Under the CWA, each barrel of oil spilled carries with it a fine which can fall in a range of $1100-$4300. Where the final penalty will fall depends on a set of eight (8) factors as set out below:
- the seriousness of the violation or violations,
- the economic benefit to the violator, if any, resulting from the violation,
- the degree of culpability involved,
- any other penalty for the same incident,
- any history of prior violations,
- the nature, extent, and degree of success of any efforts of the violator to minimize or mitigate the effects of the discharge,
- the economic impact of the penalty on the violator,
- and any other matters as justice may require.
CWA Section 311(b)(8).
Relying upon briefing from both the United States and BP as well as the facts and testimony offered in the previously tried Phase 2 Quantification Stage, the Court recently released Findings of Fact and Conclusions of Law. As part of its Findings of Fact, the following was offered:
The Court finds that 4.0 million barrels of oil released from the reservoir. After deducting the Collected Oil from this amount per the parties’ stipulation, the Court finds for purposes of calculating the maximum possible civil penalty under the CWA that 3.19 million barrels of oil discharged into the Gulf of Mexico.

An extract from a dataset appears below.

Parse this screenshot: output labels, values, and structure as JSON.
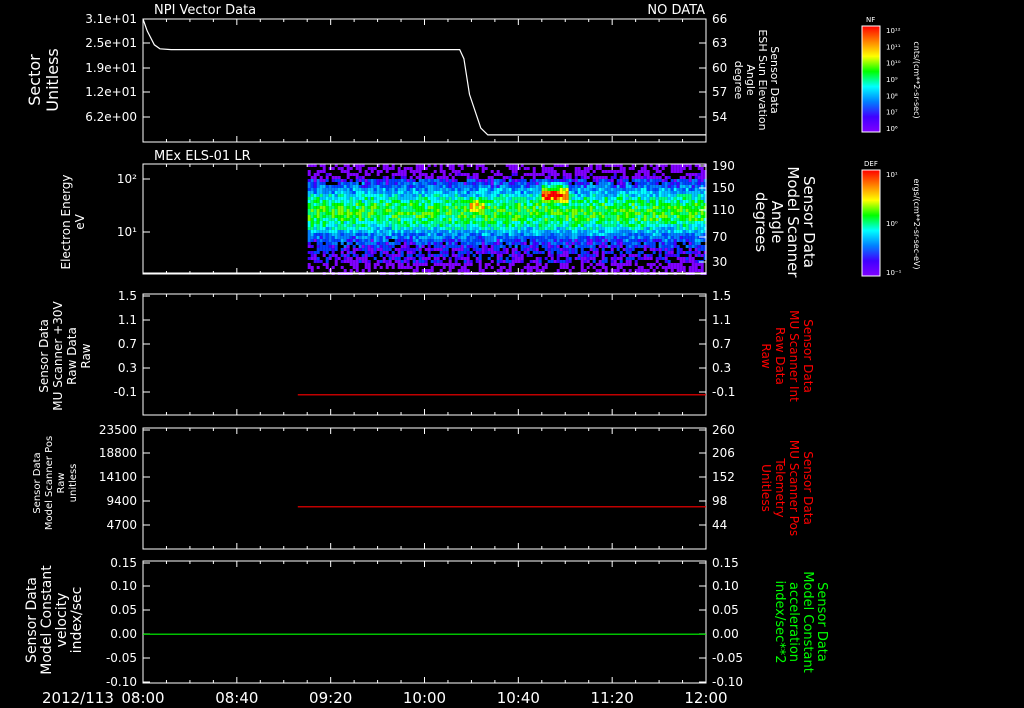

Phase 2 Findings of Fact and Conclusions of Law, p. 44.
Using the 3.19 million barrels discharged and the maximum per-barrel fine of $4300, BP could face a maximum civil penalty of $13.7 billion in fines.
Therefore, the United States will continue to hammer BP on the seriousness of the violation, i.e. the largest oil spill in the history of the United States with all of its subsequent environmental and economic impacts, all while BP attempts to shield itself with its mitigation efforts i.e. cleanup operations and economic relief.
The Phase 3 Trial began on Tuesday, January 20, 2015 and is expected to continue for a two to three-week period as the Court presides over the testimony and evidence presented by each party’s experts and scholars.